Mientras tanto, desde estas tierras no podemos quedarnos de brazos cruzados, como meros espectadores de una matanza al estilo medieval.

Tenemos un Presidente, que es considerado y admirado en todo el mundo, un guerrillero honesto y titular de un sentido común nada despreciable, capaz de ser escuchado con respeto por ambas partes. Y en especial por la Autoridad Palestina, por Hamás y buena parte de los dirigentes israelitas más responsables y humanitarios.
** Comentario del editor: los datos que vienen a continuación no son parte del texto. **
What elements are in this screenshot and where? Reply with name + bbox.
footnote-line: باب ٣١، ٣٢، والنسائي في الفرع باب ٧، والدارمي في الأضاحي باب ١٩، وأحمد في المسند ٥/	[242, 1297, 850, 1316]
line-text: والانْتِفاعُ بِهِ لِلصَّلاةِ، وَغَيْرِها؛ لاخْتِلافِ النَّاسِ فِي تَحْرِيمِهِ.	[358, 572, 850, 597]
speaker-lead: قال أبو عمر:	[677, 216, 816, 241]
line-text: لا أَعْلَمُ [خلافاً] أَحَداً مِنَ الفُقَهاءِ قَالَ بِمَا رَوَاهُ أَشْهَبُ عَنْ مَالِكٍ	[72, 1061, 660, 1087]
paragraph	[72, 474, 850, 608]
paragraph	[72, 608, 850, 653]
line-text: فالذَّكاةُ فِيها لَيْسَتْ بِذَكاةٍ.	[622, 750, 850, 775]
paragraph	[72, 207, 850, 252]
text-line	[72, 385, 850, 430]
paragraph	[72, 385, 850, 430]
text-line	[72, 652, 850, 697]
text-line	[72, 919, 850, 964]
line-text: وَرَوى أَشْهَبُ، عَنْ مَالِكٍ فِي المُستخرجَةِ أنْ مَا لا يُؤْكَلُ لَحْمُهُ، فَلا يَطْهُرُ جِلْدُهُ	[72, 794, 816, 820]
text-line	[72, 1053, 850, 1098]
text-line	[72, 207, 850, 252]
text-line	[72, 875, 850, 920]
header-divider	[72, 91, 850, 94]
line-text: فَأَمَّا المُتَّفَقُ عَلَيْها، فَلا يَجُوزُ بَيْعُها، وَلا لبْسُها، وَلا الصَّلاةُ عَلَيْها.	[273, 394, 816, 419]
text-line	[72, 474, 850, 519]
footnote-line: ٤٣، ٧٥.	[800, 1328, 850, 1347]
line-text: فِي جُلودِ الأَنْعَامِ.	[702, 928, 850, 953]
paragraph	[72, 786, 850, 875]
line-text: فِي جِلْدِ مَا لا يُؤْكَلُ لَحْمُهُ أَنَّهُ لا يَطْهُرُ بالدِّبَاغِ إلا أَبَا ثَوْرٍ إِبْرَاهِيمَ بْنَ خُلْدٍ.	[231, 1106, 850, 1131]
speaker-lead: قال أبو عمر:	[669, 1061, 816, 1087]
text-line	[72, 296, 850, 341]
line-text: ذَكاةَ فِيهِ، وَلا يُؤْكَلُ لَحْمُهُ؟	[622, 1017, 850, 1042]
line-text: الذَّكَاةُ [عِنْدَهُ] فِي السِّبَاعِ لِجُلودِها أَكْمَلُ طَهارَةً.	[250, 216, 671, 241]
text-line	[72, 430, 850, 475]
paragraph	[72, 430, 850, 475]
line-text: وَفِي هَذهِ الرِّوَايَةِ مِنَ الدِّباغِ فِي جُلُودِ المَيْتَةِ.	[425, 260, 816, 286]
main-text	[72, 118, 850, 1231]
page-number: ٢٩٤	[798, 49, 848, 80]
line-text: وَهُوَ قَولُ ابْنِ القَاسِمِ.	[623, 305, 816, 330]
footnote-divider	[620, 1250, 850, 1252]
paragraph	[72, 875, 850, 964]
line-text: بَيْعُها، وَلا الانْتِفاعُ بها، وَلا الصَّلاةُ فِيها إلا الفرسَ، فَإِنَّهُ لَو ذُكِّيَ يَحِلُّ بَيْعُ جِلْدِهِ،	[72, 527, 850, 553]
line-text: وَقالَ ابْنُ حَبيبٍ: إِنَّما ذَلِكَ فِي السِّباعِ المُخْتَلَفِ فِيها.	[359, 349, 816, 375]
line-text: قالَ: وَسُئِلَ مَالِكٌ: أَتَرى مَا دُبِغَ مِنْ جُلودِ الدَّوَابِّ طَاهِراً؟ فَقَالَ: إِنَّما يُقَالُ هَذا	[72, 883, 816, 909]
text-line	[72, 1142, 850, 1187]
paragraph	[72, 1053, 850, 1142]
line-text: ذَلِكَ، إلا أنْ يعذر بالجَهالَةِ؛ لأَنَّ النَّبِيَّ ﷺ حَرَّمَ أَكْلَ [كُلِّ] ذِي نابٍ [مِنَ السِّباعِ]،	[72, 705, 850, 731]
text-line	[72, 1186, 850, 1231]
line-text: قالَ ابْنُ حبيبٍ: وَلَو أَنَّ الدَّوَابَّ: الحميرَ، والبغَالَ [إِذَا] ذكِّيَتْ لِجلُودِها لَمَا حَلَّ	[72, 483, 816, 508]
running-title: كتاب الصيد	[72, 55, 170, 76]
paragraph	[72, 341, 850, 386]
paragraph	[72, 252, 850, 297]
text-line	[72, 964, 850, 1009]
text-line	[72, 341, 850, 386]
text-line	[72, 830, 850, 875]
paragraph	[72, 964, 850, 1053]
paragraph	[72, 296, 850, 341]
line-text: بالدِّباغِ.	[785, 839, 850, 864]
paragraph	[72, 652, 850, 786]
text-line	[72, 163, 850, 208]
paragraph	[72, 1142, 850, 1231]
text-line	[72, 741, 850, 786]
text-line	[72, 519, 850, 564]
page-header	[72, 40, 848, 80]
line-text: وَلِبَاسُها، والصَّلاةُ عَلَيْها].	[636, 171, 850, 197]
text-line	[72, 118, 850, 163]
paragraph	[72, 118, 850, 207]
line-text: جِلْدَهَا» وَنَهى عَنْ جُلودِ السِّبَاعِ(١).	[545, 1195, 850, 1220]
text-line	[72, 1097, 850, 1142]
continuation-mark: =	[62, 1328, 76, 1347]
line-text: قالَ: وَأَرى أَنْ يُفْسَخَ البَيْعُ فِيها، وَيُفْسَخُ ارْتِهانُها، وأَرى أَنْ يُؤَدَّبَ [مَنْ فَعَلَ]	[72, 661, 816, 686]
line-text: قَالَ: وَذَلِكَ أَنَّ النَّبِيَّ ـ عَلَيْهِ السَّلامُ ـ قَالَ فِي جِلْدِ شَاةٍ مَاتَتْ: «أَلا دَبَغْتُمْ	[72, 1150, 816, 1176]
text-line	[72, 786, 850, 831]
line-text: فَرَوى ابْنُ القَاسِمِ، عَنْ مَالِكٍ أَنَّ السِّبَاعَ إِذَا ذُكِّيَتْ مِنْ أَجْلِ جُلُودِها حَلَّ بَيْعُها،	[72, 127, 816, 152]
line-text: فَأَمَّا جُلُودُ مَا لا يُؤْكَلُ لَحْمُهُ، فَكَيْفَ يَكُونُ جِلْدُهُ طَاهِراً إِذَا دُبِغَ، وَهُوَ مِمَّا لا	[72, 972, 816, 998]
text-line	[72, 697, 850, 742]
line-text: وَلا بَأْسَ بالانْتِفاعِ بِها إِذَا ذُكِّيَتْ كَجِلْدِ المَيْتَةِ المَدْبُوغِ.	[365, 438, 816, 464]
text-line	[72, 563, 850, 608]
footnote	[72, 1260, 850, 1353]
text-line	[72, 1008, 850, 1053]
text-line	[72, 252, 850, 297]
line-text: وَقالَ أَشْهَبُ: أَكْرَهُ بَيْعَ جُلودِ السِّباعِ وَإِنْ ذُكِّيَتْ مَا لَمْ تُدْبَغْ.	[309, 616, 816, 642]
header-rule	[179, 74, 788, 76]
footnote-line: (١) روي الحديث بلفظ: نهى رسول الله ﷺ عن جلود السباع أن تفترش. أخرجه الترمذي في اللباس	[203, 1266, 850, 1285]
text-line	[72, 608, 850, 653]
Creo que la mayoría de los premios nobeles de la paz, aún vivos, se sumarían a una Comisión de Notables, presidida por el Presidente de una pequeña Nación, amiga de judíos y árabes, el primer país latinoamericano en mantener relaciones diplomáticas con el Estado de Israel, y uno de los primeros en designar representación diplomática en Palestina, con varios Ministros de origen hebreo, y con un mandatario que también empuñó las armas por sus ideas y las redimió por el diálogo y la tolerancia, tras pasar 12 años en las mazmorras de una dictadura siniestra.

Una Comisión de Notables, que levante la bandera de Elie Wiesel, sobreviviente de Auschwitz donde toda su familia fue asesinada. Elie Wiesel recibió el Premio Nobel de la Paz y transformó su grito de “Gadol hashalom” (Grande es la Paz) en la expresión más importante de la lengua hebrea.

Nada se pierde en intentarlo. Gadol hashalom, hermanos hebreos y palestinos. Gadol hashalom.